Wednesday , November 27, 2024

How the Ransomware Attack on TSYS Could Be an Early Indicator of Bad News to Come

The recent ranswomware attack on the big payments processor TSYS could portend worse to come for the payments business as cyber criminals seek vulnerabilities in the industry and carry out new tactics to squeeze out ransom payments from their victims.

More attacks on credit and debit processors are “absolutely” coming, says Julie Conroy, research director at Aite Group, a Boston-based consultancy. “It’s definitely an increasing attack vector,” for ransomware, she adds.

While TSYS, which became part of Global Payments Inc. last year, is a major processor in its own right, smaller payments firms could be especially at risk to sustain these attacks, in which the invaders use encryption technology to lock up the victim firm’s data and then demand a ransom—typically in Bitcoin—to deliver the decryption key. 

Conroy: More attacks on credit and debit processors are “absolutely” coming.

In the TSYS incident, the attack was specifically directed at Cayan, a payments company TSYS bought early in 2018 for just over $1 billion. “We’re going to see attacks poking and prodding at startups that get acquired,” warns Conroy.

According to a report by the online site KrebsOnSecurity, which first disclosed the TSYS incident late last week, the attack was launched earlier this month and involved a relatively new tactic in which the criminals posted online some of the data they accessed and threatened to release more if not paid.

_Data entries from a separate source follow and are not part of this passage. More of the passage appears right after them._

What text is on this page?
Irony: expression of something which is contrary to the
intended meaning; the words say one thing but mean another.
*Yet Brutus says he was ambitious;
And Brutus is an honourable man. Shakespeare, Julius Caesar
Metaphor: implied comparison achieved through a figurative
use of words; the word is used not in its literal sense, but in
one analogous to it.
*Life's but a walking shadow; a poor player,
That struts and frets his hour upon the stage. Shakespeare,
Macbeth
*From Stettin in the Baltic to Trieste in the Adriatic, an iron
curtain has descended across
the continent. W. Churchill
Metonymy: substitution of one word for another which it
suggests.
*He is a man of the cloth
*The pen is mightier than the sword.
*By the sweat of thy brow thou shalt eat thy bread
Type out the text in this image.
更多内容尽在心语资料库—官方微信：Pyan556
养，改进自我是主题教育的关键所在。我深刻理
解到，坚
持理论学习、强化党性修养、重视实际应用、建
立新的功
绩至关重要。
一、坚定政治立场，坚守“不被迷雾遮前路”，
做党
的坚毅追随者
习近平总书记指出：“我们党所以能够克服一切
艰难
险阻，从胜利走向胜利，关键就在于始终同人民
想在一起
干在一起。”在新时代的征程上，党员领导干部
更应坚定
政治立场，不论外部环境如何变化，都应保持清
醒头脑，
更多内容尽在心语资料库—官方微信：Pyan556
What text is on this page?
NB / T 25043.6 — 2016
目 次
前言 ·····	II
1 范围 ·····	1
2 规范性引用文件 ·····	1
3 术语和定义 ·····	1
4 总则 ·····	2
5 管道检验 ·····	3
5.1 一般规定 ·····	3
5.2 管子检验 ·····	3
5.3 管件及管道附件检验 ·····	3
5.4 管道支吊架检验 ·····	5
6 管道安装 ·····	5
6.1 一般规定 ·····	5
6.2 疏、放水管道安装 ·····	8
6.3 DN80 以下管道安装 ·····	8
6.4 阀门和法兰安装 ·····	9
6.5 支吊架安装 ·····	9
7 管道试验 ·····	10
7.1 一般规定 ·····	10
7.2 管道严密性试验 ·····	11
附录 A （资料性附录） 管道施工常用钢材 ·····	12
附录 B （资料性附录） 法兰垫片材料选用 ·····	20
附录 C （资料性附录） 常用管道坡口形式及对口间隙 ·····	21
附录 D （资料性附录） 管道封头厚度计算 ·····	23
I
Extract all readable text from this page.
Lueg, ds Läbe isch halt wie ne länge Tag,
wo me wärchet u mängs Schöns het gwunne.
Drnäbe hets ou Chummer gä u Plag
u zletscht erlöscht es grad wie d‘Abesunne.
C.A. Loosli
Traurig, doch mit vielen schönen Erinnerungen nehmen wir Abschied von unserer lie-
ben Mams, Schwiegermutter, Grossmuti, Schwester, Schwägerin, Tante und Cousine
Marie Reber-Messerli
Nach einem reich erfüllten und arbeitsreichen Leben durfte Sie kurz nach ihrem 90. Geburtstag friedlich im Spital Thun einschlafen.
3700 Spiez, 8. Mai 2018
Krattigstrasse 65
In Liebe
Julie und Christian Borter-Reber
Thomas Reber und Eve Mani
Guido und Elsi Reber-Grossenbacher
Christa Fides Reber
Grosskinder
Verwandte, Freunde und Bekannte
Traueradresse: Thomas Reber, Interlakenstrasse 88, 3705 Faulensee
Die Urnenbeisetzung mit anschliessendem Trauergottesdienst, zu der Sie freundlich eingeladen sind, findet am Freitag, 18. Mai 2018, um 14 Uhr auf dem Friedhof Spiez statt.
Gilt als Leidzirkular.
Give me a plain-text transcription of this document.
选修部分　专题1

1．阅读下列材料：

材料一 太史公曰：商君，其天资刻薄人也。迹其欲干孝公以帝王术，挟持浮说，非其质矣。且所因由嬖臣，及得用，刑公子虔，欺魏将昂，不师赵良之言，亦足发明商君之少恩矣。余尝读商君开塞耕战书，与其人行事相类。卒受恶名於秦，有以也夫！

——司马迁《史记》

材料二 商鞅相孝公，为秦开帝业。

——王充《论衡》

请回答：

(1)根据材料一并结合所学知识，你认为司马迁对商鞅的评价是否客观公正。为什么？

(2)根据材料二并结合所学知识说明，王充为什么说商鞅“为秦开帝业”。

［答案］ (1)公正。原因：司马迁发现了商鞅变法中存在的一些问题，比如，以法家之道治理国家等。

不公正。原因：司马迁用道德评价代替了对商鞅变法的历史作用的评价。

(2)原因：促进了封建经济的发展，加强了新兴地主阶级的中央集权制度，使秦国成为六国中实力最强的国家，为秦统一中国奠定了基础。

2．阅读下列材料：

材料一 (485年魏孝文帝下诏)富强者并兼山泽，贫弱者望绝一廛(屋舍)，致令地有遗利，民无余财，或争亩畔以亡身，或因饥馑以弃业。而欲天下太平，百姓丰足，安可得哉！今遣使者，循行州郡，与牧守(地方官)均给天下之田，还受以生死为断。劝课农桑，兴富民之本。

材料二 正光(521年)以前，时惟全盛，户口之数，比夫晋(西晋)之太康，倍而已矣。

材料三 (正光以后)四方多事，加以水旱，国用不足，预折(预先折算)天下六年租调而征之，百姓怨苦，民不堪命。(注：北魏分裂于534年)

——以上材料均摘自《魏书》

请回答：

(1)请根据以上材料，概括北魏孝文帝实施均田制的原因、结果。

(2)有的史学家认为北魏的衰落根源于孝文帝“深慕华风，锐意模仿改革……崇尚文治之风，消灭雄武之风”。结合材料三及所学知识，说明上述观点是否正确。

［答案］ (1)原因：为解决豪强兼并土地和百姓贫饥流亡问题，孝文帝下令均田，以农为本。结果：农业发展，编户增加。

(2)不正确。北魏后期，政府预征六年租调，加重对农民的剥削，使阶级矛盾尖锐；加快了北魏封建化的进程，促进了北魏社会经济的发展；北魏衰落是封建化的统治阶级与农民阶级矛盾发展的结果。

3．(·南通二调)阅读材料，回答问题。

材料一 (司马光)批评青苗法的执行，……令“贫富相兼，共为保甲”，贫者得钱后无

The site, which reported the attack was specifically directed at Cayan, said it “did not affect systems that handle payment card processing,” citing a statement Krebs received from TSYS. The company did not respond to a request for comment from Digital Transactions News.

“We experienced a ransomware attack involving systems that support certain corporate back office functions of a legacy TSYS merchant business,” the TSYS statement said, as quoted by the Krebs article. “We immediately contained the suspicious activity and the business is operating normally.”

A walling off of payments data is what would be expected from any company following the requirements set by the PCI Security Standards Council data-security standard, Conroy says. “You would expect [TSYS] would be exercising those PCI best practices,” she adds. Other experts agree. “I would imagine that if the ransomware gang did get any payment data that it was minimal, aged, and/or was a remnant of undiscovered and unsecured files from an acquired company’s systems,” says Al Pascual, chief operating officer and co-founder of security firm Breach Clarity.

But the incident shows how ransomware criminals are increasingly willing to post samples of the data they’ve accessed in an effort to force their victims to pay up. “We’ve seen that as an increasing tactic over the last nine months or so,” says Conroy, who adds the move can be effective in goading companies that can’t afford the legal liability involved in a data leak. “It ups the ante from a reputation point of view,” she says.